Cette question expliqua les yeux au vieillard. Ils l’aidèrent à exprimer une chose à laquelle il jugeait que l’esprit ne devait pas participer.

— Mais ce n’est pas pour ton plaisir ! Pourquoi n’y aurait-il que le Virgile pour cela ? Il n’est pas à ta disposition ! Il est mort. Pourvu qu’il soit vaillant, n’importe lequel sera assez bon. Tu le verras ! Il suffit de t’en choisir un.

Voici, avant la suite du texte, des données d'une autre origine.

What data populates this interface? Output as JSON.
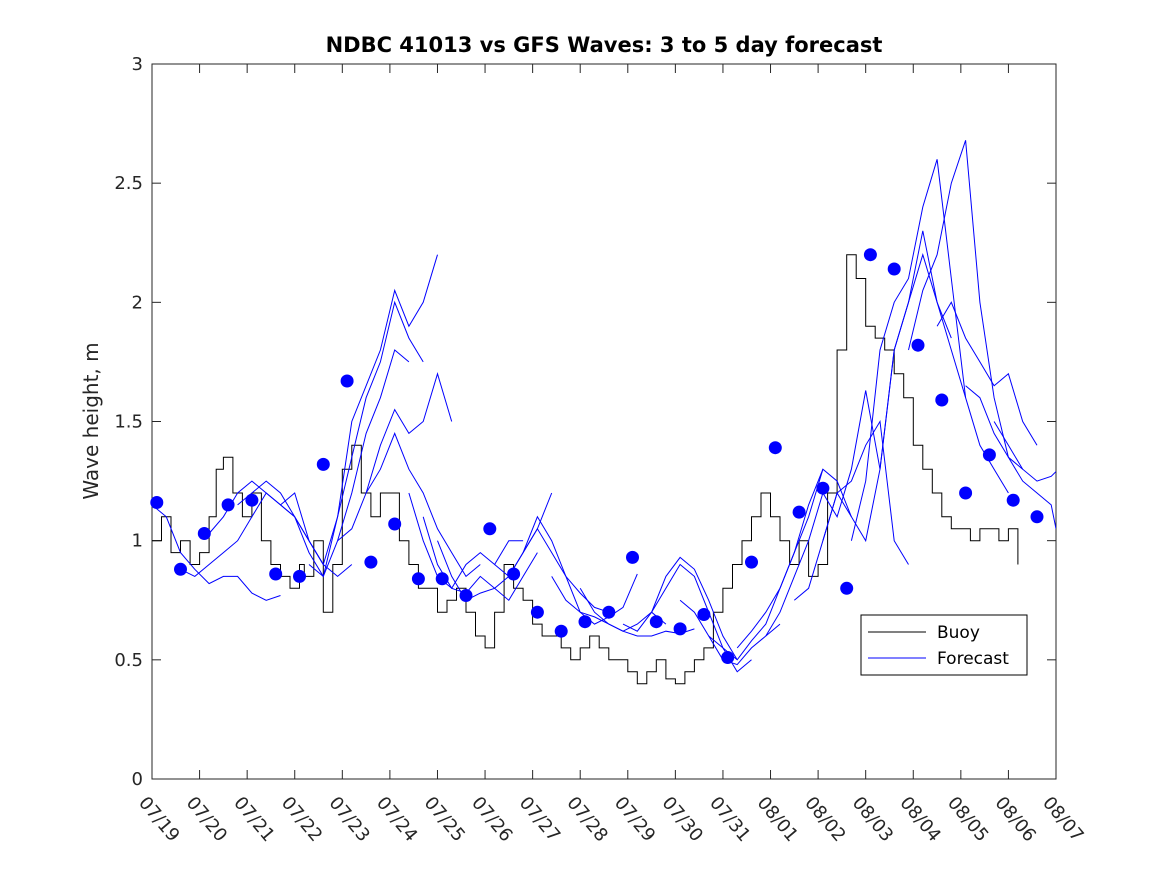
{
  "chart_data": {
    "type": "line",
    "title": "NDBC 41013 vs GFS Waves: 3 to 5 day forecast",
    "xlabel": "",
    "ylabel": "Wave height, m",
    "x_unit": "days since 07/19",
    "xlim": [
      0,
      19
    ],
    "ylim": [
      0,
      3
    ],
    "yticks": [
      0,
      0.5,
      1,
      1.5,
      2,
      2.5,
      3
    ],
    "xtick_labels": [
      "07/19",
      "07/20",
      "07/21",
      "07/22",
      "07/23",
      "07/24",
      "07/25",
      "07/26",
      "07/27",
      "07/28",
      "07/29",
      "07/30",
      "07/31",
      "08/01",
      "08/02",
      "08/03",
      "08/04",
      "08/05",
      "08/06",
      "08/07"
    ],
    "grid": false,
    "legend_position": "lower-right",
    "colors": {
      "buoy": "#000000",
      "forecast": "#0000ff",
      "points": "#0000ff"
    },
    "series": [
      {
        "name": "Buoy",
        "style": "line",
        "x": [
          0,
          0.2,
          0.4,
          0.6,
          0.8,
          1.0,
          1.2,
          1.35,
          1.5,
          1.7,
          1.9,
          2.1,
          2.3,
          2.5,
          2.7,
          2.9,
          3.1,
          3.2,
          3.4,
          3.6,
          3.8,
          4.0,
          4.2,
          4.4,
          4.6,
          4.8,
          5.0,
          5.2,
          5.4,
          5.6,
          5.8,
          6.0,
          6.2,
          6.4,
          6.6,
          6.8,
          7.0,
          7.2,
          7.4,
          7.6,
          7.8,
          8.0,
          8.2,
          8.4,
          8.6,
          8.8,
          9.0,
          9.2,
          9.4,
          9.6,
          9.8,
          10.0,
          10.2,
          10.4,
          10.6,
          10.8,
          11.0,
          11.2,
          11.4,
          11.6,
          11.8,
          12.0,
          12.2,
          12.4,
          12.6,
          12.8,
          13.0,
          13.2,
          13.4,
          13.6,
          13.8,
          14.0,
          14.2,
          14.4,
          14.6,
          14.8,
          15.0,
          15.2,
          15.4,
          15.6,
          15.8,
          16.0,
          16.2,
          16.4,
          16.6,
          16.8,
          17.0,
          17.2,
          17.4,
          17.6,
          17.8,
          18.0,
          18.2
        ],
        "y": [
          1.0,
          1.1,
          0.95,
          1.0,
          0.9,
          0.95,
          1.1,
          1.3,
          1.35,
          1.2,
          1.1,
          1.2,
          1.0,
          0.9,
          0.85,
          0.8,
          0.9,
          0.85,
          1.0,
          0.7,
          0.9,
          1.3,
          1.4,
          1.2,
          1.1,
          1.2,
          1.2,
          1.0,
          0.9,
          0.8,
          0.8,
          0.7,
          0.75,
          0.8,
          0.7,
          0.6,
          0.55,
          0.7,
          0.9,
          0.8,
          0.75,
          0.65,
          0.6,
          0.6,
          0.55,
          0.5,
          0.55,
          0.6,
          0.55,
          0.5,
          0.5,
          0.45,
          0.4,
          0.45,
          0.5,
          0.42,
          0.4,
          0.45,
          0.5,
          0.55,
          0.7,
          0.8,
          0.9,
          1.0,
          1.1,
          1.2,
          1.1,
          1.0,
          0.9,
          1.0,
          0.85,
          0.9,
          1.2,
          1.8,
          2.2,
          2.1,
          1.9,
          1.85,
          1.8,
          1.7,
          1.6,
          1.4,
          1.3,
          1.2,
          1.1,
          1.05,
          1.05,
          1.0,
          1.05,
          1.05,
          1.0,
          1.05,
          0.9
        ]
      },
      {
        "name": "Forecast",
        "style": "line",
        "segments": [
          {
            "x": [
              0,
              0.3,
              0.6,
              0.9,
              1.2,
              1.5,
              1.8,
              2.1,
              2.4,
              2.7
            ],
            "y": [
              1.15,
              1.1,
              0.95,
              0.88,
              0.82,
              0.85,
              0.85,
              0.78,
              0.75,
              0.77
            ]
          },
          {
            "x": [
              0.6,
              0.9,
              1.2,
              1.5,
              1.8,
              2.1,
              2.4,
              2.7,
              3.0
            ],
            "y": [
              0.88,
              0.85,
              0.9,
              0.95,
              1.0,
              1.1,
              1.2,
              1.15,
              1.1
            ]
          },
          {
            "x": [
              1.2,
              1.5,
              1.8,
              2.1,
              2.4,
              2.7,
              3.0,
              3.3,
              3.6
            ],
            "y": [
              1.03,
              1.1,
              1.2,
              1.25,
              1.2,
              1.15,
              1.1,
              1.0,
              0.9
            ]
          },
          {
            "x": [
              1.8,
              2.1,
              2.4,
              2.7,
              3.0,
              3.3,
              3.6,
              3.9,
              4.2
            ],
            "y": [
              1.15,
              1.2,
              1.25,
              1.2,
              1.1,
              1.0,
              0.9,
              0.85,
              0.9
            ]
          },
          {
            "x": [
              2.7,
              3.0,
              3.3,
              3.6,
              3.9,
              4.2,
              4.5,
              4.8,
              5.1,
              5.4,
              5.7,
              6.0
            ],
            "y": [
              1.15,
              1.2,
              1.0,
              0.9,
              1.1,
              1.5,
              1.65,
              1.8,
              2.05,
              1.9,
              2.0,
              2.2
            ]
          },
          {
            "x": [
              3.0,
              3.3,
              3.6,
              3.9,
              4.2,
              4.5,
              4.8,
              5.1,
              5.4,
              5.7
            ],
            "y": [
              1.1,
              0.95,
              0.85,
              1.1,
              1.35,
              1.6,
              1.75,
              2.0,
              1.85,
              1.75
            ]
          },
          {
            "x": [
              3.3,
              3.6,
              3.9,
              4.2,
              4.5,
              4.8,
              5.1,
              5.4
            ],
            "y": [
              0.9,
              0.85,
              1.0,
              1.2,
              1.45,
              1.6,
              1.8,
              1.75
            ]
          },
          {
            "x": [
              3.9,
              4.2,
              4.5,
              4.8,
              5.1,
              5.4,
              5.7,
              6.0,
              6.3
            ],
            "y": [
              1.0,
              1.05,
              1.2,
              1.4,
              1.55,
              1.45,
              1.5,
              1.7,
              1.5
            ]
          },
          {
            "x": [
              4.5,
              4.8,
              5.1,
              5.4,
              5.7,
              6.0,
              6.3,
              6.6,
              6.9
            ],
            "y": [
              1.2,
              1.3,
              1.45,
              1.3,
              1.2,
              1.05,
              0.95,
              0.85,
              0.9
            ]
          },
          {
            "x": [
              5.4,
              5.7,
              6.0,
              6.3,
              6.6,
              6.9,
              7.2,
              7.5,
              7.8
            ],
            "y": [
              1.2,
              1.0,
              0.85,
              0.8,
              0.9,
              0.95,
              0.9,
              1.0,
              1.0
            ]
          },
          {
            "x": [
              5.7,
              6.0,
              6.3,
              6.6,
              6.9,
              7.2,
              7.5,
              7.8,
              8.1
            ],
            "y": [
              1.1,
              0.9,
              0.8,
              0.78,
              0.85,
              0.8,
              0.75,
              0.85,
              0.95
            ]
          },
          {
            "x": [
              6.0,
              6.3,
              6.6,
              6.9,
              7.2,
              7.5,
              7.8,
              8.1,
              8.4
            ],
            "y": [
              1.0,
              0.85,
              0.75,
              0.78,
              0.8,
              0.85,
              0.95,
              1.05,
              1.2
            ]
          },
          {
            "x": [
              7.2,
              7.5,
              7.8,
              8.1,
              8.4,
              8.7,
              9.0,
              9.3,
              9.6
            ],
            "y": [
              0.9,
              0.85,
              0.95,
              1.1,
              1.0,
              0.85,
              0.78,
              0.72,
              0.7
            ]
          },
          {
            "x": [
              7.8,
              8.1,
              8.4,
              8.7,
              9.0,
              9.3,
              9.6,
              9.9,
              10.2
            ],
            "y": [
              0.95,
              1.05,
              0.95,
              0.85,
              0.7,
              0.65,
              0.68,
              0.72,
              0.86
            ]
          },
          {
            "x": [
              8.4,
              8.7,
              9.0,
              9.3,
              9.6,
              9.9,
              10.2,
              10.5,
              10.8
            ],
            "y": [
              0.85,
              0.75,
              0.7,
              0.68,
              0.65,
              0.62,
              0.65,
              0.7,
              0.65
            ]
          },
          {
            "x": [
              9.0,
              9.3,
              9.6,
              9.9,
              10.2,
              10.5,
              10.8,
              11.1,
              11.4
            ],
            "y": [
              0.8,
              0.7,
              0.65,
              0.62,
              0.6,
              0.6,
              0.62,
              0.61,
              0.63
            ]
          },
          {
            "x": [
              9.9,
              10.2,
              10.5,
              10.8,
              11.1,
              11.4,
              11.7,
              12.0,
              12.3
            ],
            "y": [
              0.65,
              0.62,
              0.7,
              0.85,
              0.93,
              0.88,
              0.75,
              0.6,
              0.5
            ]
          },
          {
            "x": [
              10.5,
              10.8,
              11.1,
              11.4,
              11.7,
              12.0,
              12.3,
              12.6
            ],
            "y": [
              0.7,
              0.8,
              0.9,
              0.85,
              0.7,
              0.55,
              0.45,
              0.5
            ]
          },
          {
            "x": [
              11.1,
              11.4,
              11.7,
              12.0,
              12.3,
              12.6,
              12.9,
              13.2
            ],
            "y": [
              0.75,
              0.7,
              0.6,
              0.5,
              0.48,
              0.55,
              0.6,
              0.65
            ]
          },
          {
            "x": [
              11.7,
              12.0,
              12.3,
              12.6,
              12.9,
              13.2,
              13.5,
              13.8,
              14.1
            ],
            "y": [
              0.6,
              0.55,
              0.5,
              0.58,
              0.65,
              0.8,
              0.95,
              1.1,
              1.3
            ]
          },
          {
            "x": [
              12.3,
              12.6,
              12.9,
              13.2,
              13.5,
              13.8,
              14.1,
              14.4,
              14.7
            ],
            "y": [
              0.55,
              0.62,
              0.7,
              0.8,
              0.95,
              1.15,
              1.3,
              1.25,
              1.1
            ]
          },
          {
            "x": [
              12.9,
              13.2,
              13.5,
              13.8,
              14.1,
              14.4,
              14.7,
              15.0,
              15.3
            ],
            "y": [
              0.6,
              0.7,
              0.85,
              1.0,
              1.2,
              1.1,
              1.3,
              1.63,
              1.3
            ]
          },
          {
            "x": [
              13.5,
              13.8,
              14.1,
              14.4,
              14.7,
              15.0,
              15.3,
              15.6,
              15.9
            ],
            "y": [
              0.75,
              0.8,
              1.0,
              1.2,
              1.25,
              1.4,
              1.5,
              1.0,
              0.9
            ]
          },
          {
            "x": [
              14.1,
              14.4,
              14.7,
              15.0,
              15.3,
              15.6,
              15.9,
              16.2,
              16.5,
              16.8
            ],
            "y": [
              1.0,
              1.2,
              1.1,
              1.0,
              1.3,
              1.8,
              2.0,
              2.2,
              2.0,
              1.85
            ]
          },
          {
            "x": [
              14.7,
              15.0,
              15.3,
              15.6,
              15.9,
              16.2,
              16.5,
              16.8,
              17.1
            ],
            "y": [
              1.0,
              1.25,
              1.8,
              2.0,
              2.1,
              2.4,
              2.6,
              2.1,
              1.6
            ]
          },
          {
            "x": [
              15.3,
              15.6,
              15.9,
              16.2,
              16.5,
              16.8,
              17.1,
              17.4,
              17.7,
              18.0
            ],
            "y": [
              1.3,
              1.8,
              2.0,
              2.3,
              2.0,
              1.8,
              1.6,
              1.4,
              1.3,
              1.2
            ]
          },
          {
            "x": [
              15.9,
              16.2,
              16.5,
              16.8,
              17.1,
              17.4,
              17.7,
              18.0,
              18.3
            ],
            "y": [
              1.8,
              2.05,
              2.2,
              2.5,
              2.68,
              2.0,
              1.6,
              1.35,
              1.3
            ]
          },
          {
            "x": [
              16.5,
              16.8,
              17.1,
              17.4,
              17.7,
              18.0,
              18.3,
              18.6
            ],
            "y": [
              1.9,
              2.0,
              1.85,
              1.75,
              1.65,
              1.7,
              1.5,
              1.4
            ]
          },
          {
            "x": [
              17.1,
              17.4,
              17.7,
              18.0,
              18.3,
              18.6,
              18.9,
              19.0
            ],
            "y": [
              1.65,
              1.6,
              1.45,
              1.35,
              1.25,
              1.2,
              1.15,
              1.05
            ]
          },
          {
            "x": [
              17.7,
              18.0,
              18.3,
              18.6,
              18.9,
              19.0
            ],
            "y": [
              1.5,
              1.4,
              1.3,
              1.25,
              1.27,
              1.29
            ]
          }
        ]
      },
      {
        "name": "",
        "style": "markers",
        "x": [
          0.1,
          0.6,
          1.1,
          1.6,
          2.1,
          2.6,
          3.1,
          3.6,
          4.1,
          4.6,
          5.1,
          5.6,
          6.1,
          6.6,
          7.1,
          7.6,
          8.1,
          8.6,
          9.1,
          9.6,
          10.1,
          10.6,
          11.1,
          11.6,
          12.1,
          12.6,
          13.1,
          13.6,
          14.1,
          14.6,
          15.1,
          15.6,
          16.1,
          16.6,
          17.1,
          17.6,
          18.1,
          18.6
        ],
        "y": [
          1.16,
          0.88,
          1.03,
          1.15,
          1.17,
          0.86,
          0.85,
          1.32,
          1.67,
          0.91,
          1.07,
          0.84,
          0.84,
          0.77,
          1.05,
          0.86,
          0.7,
          0.62,
          0.66,
          0.7,
          0.93,
          0.66,
          0.63,
          0.69,
          0.51,
          0.91,
          1.39,
          1.12,
          1.22,
          0.8,
          2.2,
          2.14,
          1.82,
          1.59,
          1.2,
          1.36,
          1.17,
          1.1
        ]
      }
    ]
  }
}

Ce conseil la déchira comme un couteau mal aiguisé. Une volupté ignoble. Une initiation faite par un vieillard — Ourtic avait soixante-dix-huit ans — peut être délicate. Elle paraît toujours brutale, ratée. Mais trop tard ! Quand tout fut fait, elle reconnut, avec un grand trouble, le viol moral qu’elle venait de subir. Elle cessait d’être vierge.

Elle dissimula son émotion.

— Lequel ?

— Ils ne manquent pas. Mais il faut choisir. Les plus beaux, ici, tu les auras rien qu’en leur faisant signe. Une femme comme toi ! Tu es la plus belle, tu dois le savoir. Il y a, d’abord, ceux qui te cherchent. Osmin Laloubère, ton ancien voisin ! Il pleurait, pendant que ta maison se brûlait, et il a une jolie borde. Omer Jouanou. Lui est fou de toi. Je le rencontre souvent, le soir en allant prendre le frais. Il est toujours dans tes parages. Il est en chaleur. — Mais il est trop jeune.

— Et il a une jolie famille ! fit Maïténa avec mépris.

— J’aurais dû en effet te parler, avant lui, de son frère qui est l’aîné ! remarqua Ourtic protocolairement.